In more details, given the base distribution, usually a standard Gaussian distribution, i.e., $q_0 = \mathcal{N}(0, I)$, we apply a series of parameterized invertible transformations (called flow layers), $T_{1, \theta_1}, \cdots, T_{N, \theta_k}$, yielding that

\[Z_N = T_{N, \theta_N} \circ \cdots \circ T_{1, \theta_1} (Z_0) , \quad Z_0 \sim q_0,\quad Z_N \sim q_{\theta}, \]

where $\theta = (\theta_1, \dots, \theta_N)$ are the parameters to be learned, and $q_{\theta}$ is the transformed distribution (typically called the variational distribution or the flow distribution). This describes **sampling procedure** of normalizing flows, which requires sending draws from the base distribution through a forward pass of these flow layers.

Since all the transformations are invertible (technically diffeomorphic), we can evaluate the density of a normalizing flow distribution $q_{\theta}$ by the change of variable formula:

\[q_\theta(x)=\frac{q_0\left(T_1^{-1} \circ \cdots \circ T_N^{-1}(x)\right)}{\prod_{n=1}^N J_n\left(T_n^{-1} \circ \cdots \circ T_N^{-1}(x)\right)} \quad J_n(x)=\left|\operatorname{det} \nabla_x T_n(x)\right|.\]

Here we drop the subscript $\theta_n, n = 1, \dots, N$ for simplicity. Density evaluation of normalizing flow requires computing the **inverse** and the **Jacobian determinant** of each flow layer.

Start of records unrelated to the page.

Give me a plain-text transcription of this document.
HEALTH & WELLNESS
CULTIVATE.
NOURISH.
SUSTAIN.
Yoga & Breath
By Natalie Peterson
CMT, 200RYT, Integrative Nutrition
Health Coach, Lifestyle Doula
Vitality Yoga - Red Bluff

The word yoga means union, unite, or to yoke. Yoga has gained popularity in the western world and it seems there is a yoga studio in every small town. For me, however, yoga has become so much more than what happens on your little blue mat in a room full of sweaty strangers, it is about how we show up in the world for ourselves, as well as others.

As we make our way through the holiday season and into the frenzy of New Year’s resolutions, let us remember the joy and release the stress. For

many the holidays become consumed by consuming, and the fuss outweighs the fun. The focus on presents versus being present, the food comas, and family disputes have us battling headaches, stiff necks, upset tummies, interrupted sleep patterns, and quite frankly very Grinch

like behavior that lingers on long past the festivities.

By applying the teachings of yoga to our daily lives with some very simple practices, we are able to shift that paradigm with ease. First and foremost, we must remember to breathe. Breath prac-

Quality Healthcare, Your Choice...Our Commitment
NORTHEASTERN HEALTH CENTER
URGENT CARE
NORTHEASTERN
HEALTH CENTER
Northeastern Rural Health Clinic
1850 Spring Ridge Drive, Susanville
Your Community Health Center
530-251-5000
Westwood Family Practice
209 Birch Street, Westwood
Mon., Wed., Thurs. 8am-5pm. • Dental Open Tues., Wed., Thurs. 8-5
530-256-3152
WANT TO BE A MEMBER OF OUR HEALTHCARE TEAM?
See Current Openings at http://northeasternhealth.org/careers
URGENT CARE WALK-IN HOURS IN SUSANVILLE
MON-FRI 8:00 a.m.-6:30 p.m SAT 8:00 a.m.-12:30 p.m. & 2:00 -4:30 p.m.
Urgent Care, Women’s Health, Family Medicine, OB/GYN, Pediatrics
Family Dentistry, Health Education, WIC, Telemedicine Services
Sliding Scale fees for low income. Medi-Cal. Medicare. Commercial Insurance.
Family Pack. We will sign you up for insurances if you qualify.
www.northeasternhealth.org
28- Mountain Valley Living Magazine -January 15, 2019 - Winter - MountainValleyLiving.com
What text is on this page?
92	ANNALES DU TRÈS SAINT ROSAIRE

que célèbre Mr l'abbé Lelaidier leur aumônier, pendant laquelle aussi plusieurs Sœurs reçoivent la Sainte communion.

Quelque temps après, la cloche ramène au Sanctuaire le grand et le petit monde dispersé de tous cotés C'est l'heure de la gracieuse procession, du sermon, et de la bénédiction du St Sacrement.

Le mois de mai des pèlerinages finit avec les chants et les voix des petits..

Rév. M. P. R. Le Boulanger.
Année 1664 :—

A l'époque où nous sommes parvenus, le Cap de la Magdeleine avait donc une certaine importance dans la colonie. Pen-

Given the feasibility of i.i.d. sampling and density evaluation, normalizing flows can be trained by minimizing some statistical distances to the target distribution $p$. The typical choice of the statistical distance is the forward and reverse Kullback-Leibler (KL) divergence, which leads to the following optimization problems:

\[\begin{aligned} \text{Reverse KL:}\quad &\argmin _{\theta} \mathbb{E}_{q_{\theta}}\left[\log q_{\theta}(Z)-\log p(Z)\right] \\ &= \argmin _{\theta} \mathbb{E}_{q_0}\left[\log \frac{q_\theta(T_N\circ \cdots \circ T_1(Z_0))}{p(T_N\circ \cdots \circ T_1(Z_0))}\right] \\ &= \argmax _{\theta} \mathbb{E}_{q_0}\left[ \log p\left(T_N \circ \cdots \circ T_1(Z_0)\right)-\log q_0(X)+\sum_{n=1}^N \log J_n\left(F_n \circ \cdots \circ F_1(X)\right)\right] \end{aligned}\]

and

\[\begin{aligned} \text{Forward KL:}\quad &\argmin _{\theta} \mathbb{E}_{p}\left[\log q_{\theta}(Z)-\log p(Z)\right] \\ &= \argmin _{\theta} \mathbb{E}_{p}\left[\log q_\theta(Z)\right] \end{aligned}\]

Both problems can be solved via standard stochastic optimization algorithms, such as stochastic gradient descent (SGD) and its variants.